HARRISBURG, Pa. (AP) ¿ The Hershey Co., the nation's second-leading candy maker, reports earnings for the third quarter on Thursday morning. The following is a summary of key developments and analyst opinion related to the period.

OVERVIEW: Five strong quarters in a row at Hershey put an end to a two-year slide. The company was closely watched in recent weeks as speculation boiled about a takeover of British chocolate and gum maker Cadbury PLC.

The company said nothing publicly about Cadbury in the third quarter. It has an existing relationship with Cadbury: It is licensed to make and distribute Cadbury products, including York peppermint patties, Cadbury chocolates and Caramello candy bars for the U.S. market.

Some analysts pointed to Cadbury's strong market share in developing countries such as India as a reason why Hershey should be interested in buying some of the company. That presence could dovetail with Hershey's effort to gain a foothold in the world's fastest-growing countries, the analysts said.

Hershey has been cautious about its predictions for 2009, worrying that comparisons to last year will be dicey because it has now lapped a price increase that helped boost its revenue in 2008. However, strong sales in the first two quarters prompted Hershey in July to raise its initial 2009 revenue and profit projections.

Hershey has continued to consolidate this year as part of a strategy to close underperforming plants and concentrate on its most profitable brands.

BY THE NUMBERS: Analysts polled by Thomson Reuters on average expect Hershey to report it earned 67 cents per share in the quarter that ended Oct. 4 on sales of $1.54 billion. In the same period a year earlier, it reported earnings of 64 cents, excluding one-time items, on revenue of $1.49 billion.

ANALYST TAKE: Some analysts see Hershey's higher-than-average price-to-earnings ratio compared to other packaged-food companies as being driven by expectations of a buyout by Cadbury or a larger company, such as Nestle. However, many analysts see that as highly unlikely, given the position of Hershey's majority shareholder, The Hershey Trust Co., against selling its controlling stake.

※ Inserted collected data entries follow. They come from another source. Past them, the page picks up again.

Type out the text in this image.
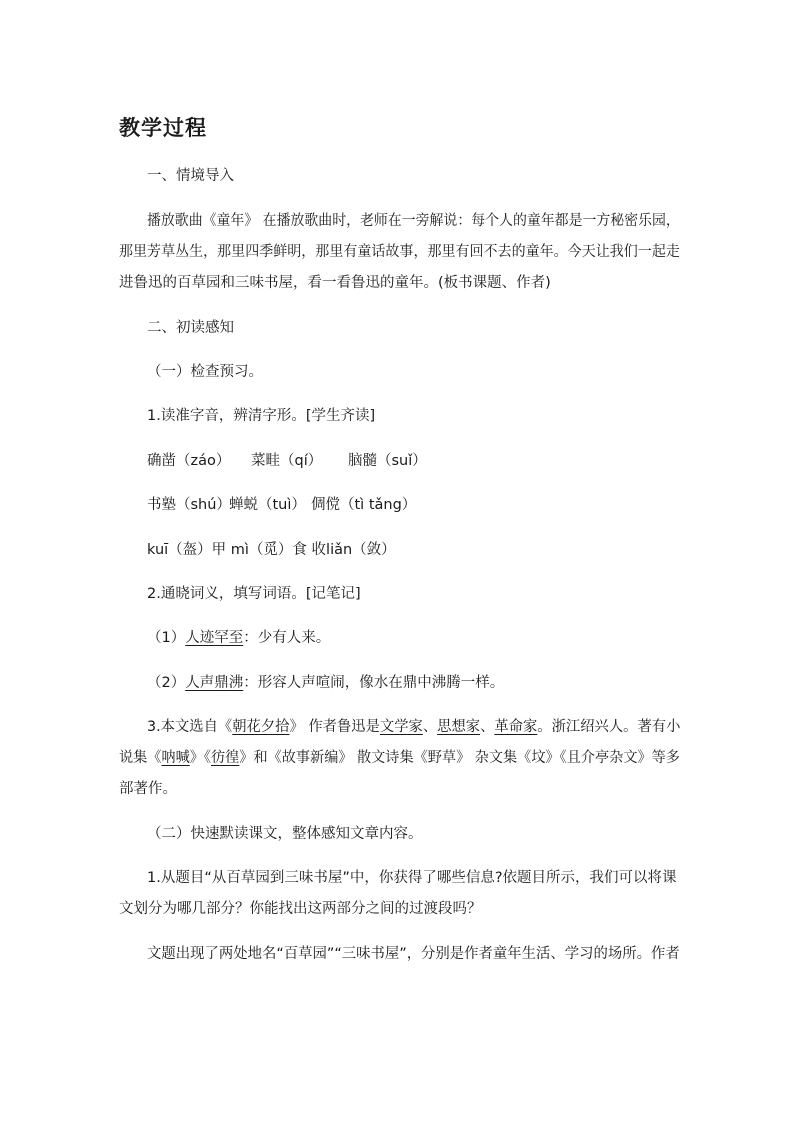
教学过程
一、情境导入
播放歌曲《童年》 在播放歌曲时，老师在一旁解说：每个人的童年都是一方秘密乐园，
那里芳草丛生，那里四季鲜明，那里有童话故事，那里有回不去的童年。今天让我们一起走
进鲁迅的百草园和三味书屋，看一看鲁迅的童年。(板书课题、作者)
二、初读感知
（一）检查预习。
1.读准字音，辨清字形。[学生齐读]
确凿（záo） 菜畦（qí） 脑髓（suǐ）
书塾（shú）蝉蜕（tuì） 倜傥（tì tǎng）
kuī（盔）甲 mì（觅）食 收liǎn（敛）
2.通晓词义，填写词语。[记笔记]
（1）人迹罕至：少有人来。
（2）人声鼎沸：形容人声喧闹，像水在鼎中沸腾一样。
3.本文选自《朝花夕拾》 作者鲁迅是文学家、思想家、革命家。浙江绍兴人。著有小
说集《呐喊》《彷徨》和《故事新编》 散文诗集《野草》 杂文集《坟》《且介亭杂文》等多
部著作。
（二）快速默读课文，整体感知文章内容。
1.从题目“从百草园到三味书屋”中，你获得了哪些信息?依题目所示，我们可以将课
文划分为哪几部分？你能找出这两部分之间的过渡段吗？
文题出现了两处地名“百草园”“三味书屋”，分别是作者童年生活、学习的场所。作者
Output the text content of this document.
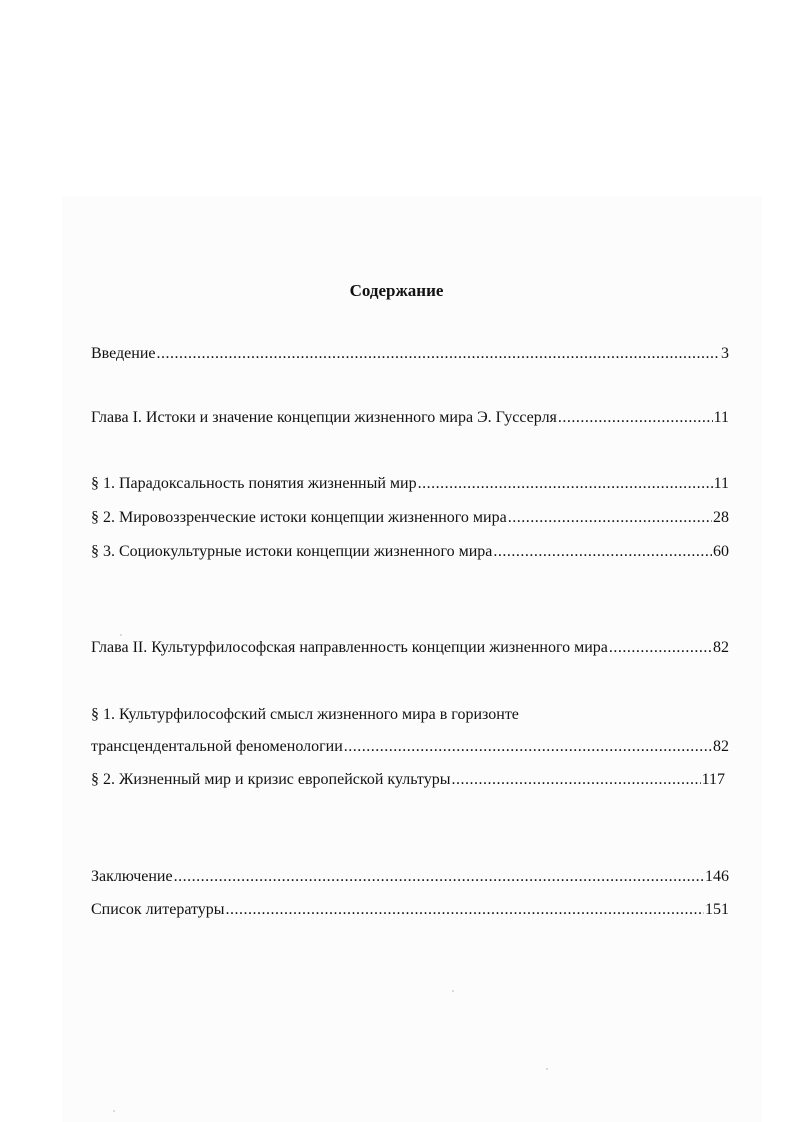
Содержание
Введение .....	3
Глава I. Истоки и значение концепции жизненного мира Э. Гуссерля .....	11
§ 1. Парадоксальность понятия жизненный мир .....	11
§ 2. Мировоззренческие истоки концепции жизненного мира .....	28
§ 3. Социокультурные истоки концепции жизненного мира .....	60
Глава II. Культурфилософская направленность концепции жизненного мира .....	82
§ 1. Культурфилософский смысл жизненного мира в горизонте
трансцендентальной феноменологии .....	82
§ 2. Жизненный мир и кризис европейской культуры .....	117
Заключение .....	146
Список литературы .....	151
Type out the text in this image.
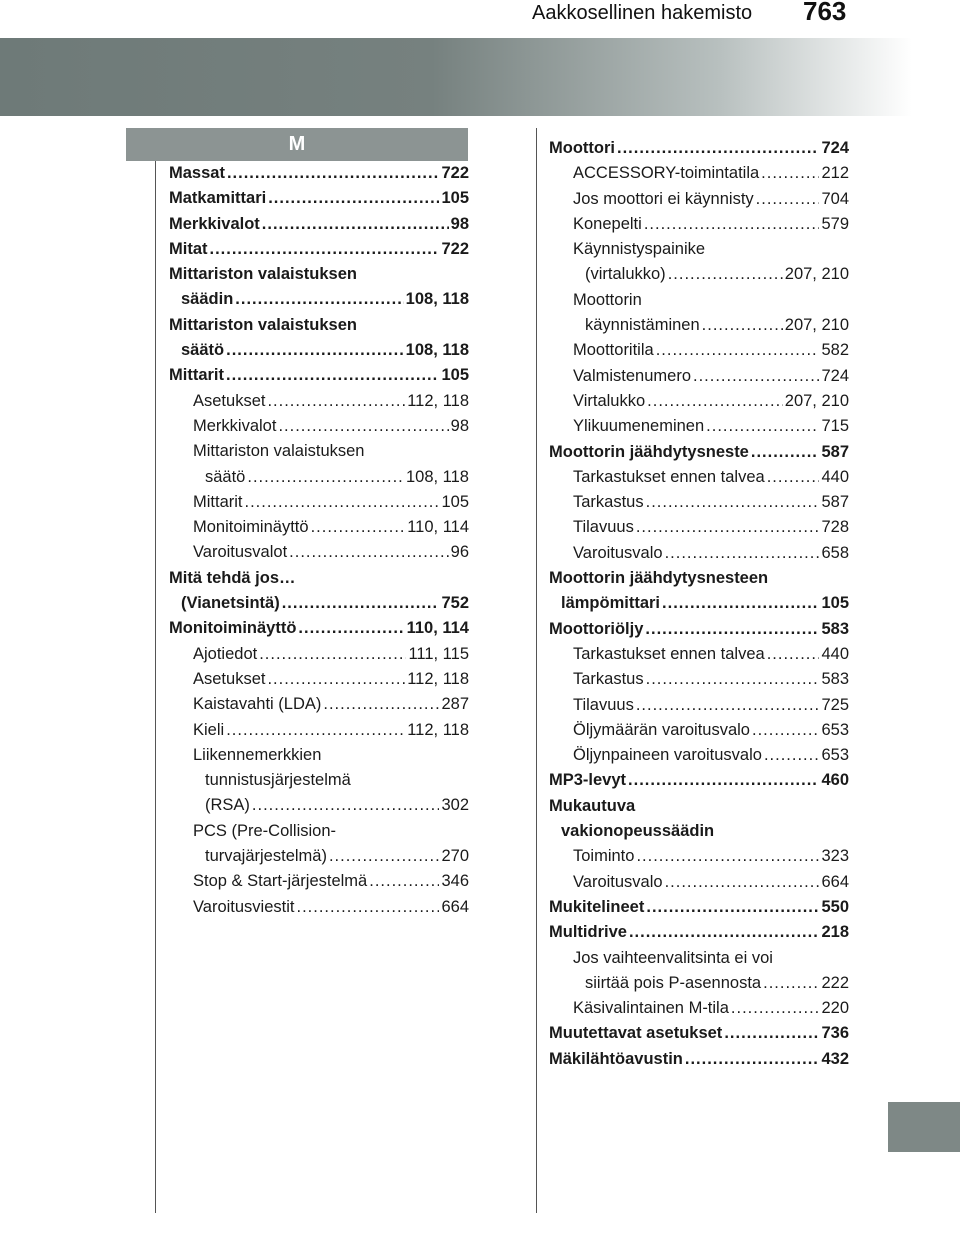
Aakkosellinen hakemisto 763
M
Massat .....	722
Matkamittari .....	105
Merkkivalot .....	98
Mitat .....	722
Mittariston valaistuksen
säädin .....	108, 118
Mittariston valaistuksen
säätö .....	108, 118
Mittarit .....	105
Asetukset .....	112, 118
Merkkivalot .....	98
Mittariston valaistuksen
säätö .....	108, 118
Mittarit .....	105
Monitoiminäyttö .....	110, 114
Varoitusvalot .....	96
Mitä tehdä jos…
(Vianetsintä) .....	752
Monitoiminäyttö .....	110, 114
Ajotiedot .....	111, 115
Asetukset .....	112, 118
Kaistavahti (LDA) .....	287
Kieli .....	112, 118
Liikennemerkkien
tunnistusjärjestelmä
(RSA) .....	302
PCS (Pre-Collision-
turvajärjestelmä) .....	270
Stop & Start-järjestelmä .....	346
Varoitusviestit .....	664
Moottori .....	724
ACCESSORY-toimintatila .....	212
Jos moottori ei käynnisty .....	704
Konepelti .....	579
Käynnistyspainike
(virtalukko) .....	207, 210
Moottorin
käynnistäminen .....	207, 210
Moottoritila .....	582
Valmistenumero .....	724
Virtalukko .....	207, 210
Ylikuumeneminen .....	715
Moottorin jäähdytysneste .....	587
Tarkastukset ennen talvea .....	440
Tarkastus .....	587
Tilavuus .....	728
Varoitusvalo .....	658
Moottorin jäähdytysnesteen
lämpömittari .....	105
Moottoriöljy .....	583
Tarkastukset ennen talvea .....	440
Tarkastus .....	583
Tilavuus .....	725
Öljymäärän varoitusvalo .....	653
Öljynpaineen varoitusvalo .....	653
MP3-levyt .....	460
Mukautuva
vakionopeussäädin
Toiminto .....	323
Varoitusvalo .....	664
Mukitelineet .....	550
Multidrive .....	218
Jos vaihteenvalitsinta ei voi
siirtää pois P-asennosta .....	222
Käsivalintainen M-tila .....	220
Muutettavat asetukset .....	736
Mäkilähtöavustin .....	432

Sanford C. Bernstein & Co. analyst Alexia Howard of said she sees headwinds for Hershey, including markedly higher promotional prices at Halloween and the winter holidays, which could hurt buying. The discontinuation of Starbucks chocolate and Cacao reserve this month could hurt sales through the third quarter of 2010.

Edward Jones analyst Jack Russo said Hershey has a favorable long-term outlook because it has a portfolio of well-known brands such as Hershey's and Reese's, penetration of faster-growing retail channels and a strong product pipeline that should help it gain market share. In addition, a tough economy is prompting customers to trade down from premium chocolate to Hershey's traditional, more mass-market products, he said.

WHAT'S AHEAD: Hershey is projecting 2009 sales to grow 3 percent to 5 percent and profits to rise above the long-term objective of 6 percent to 8 percent growth.

STOCK PERFORMANCE: Hershey's share price rose in the third quarter, July 6 through Oct. 4, by $3.06, or 8.4 percent, to close at $39.54.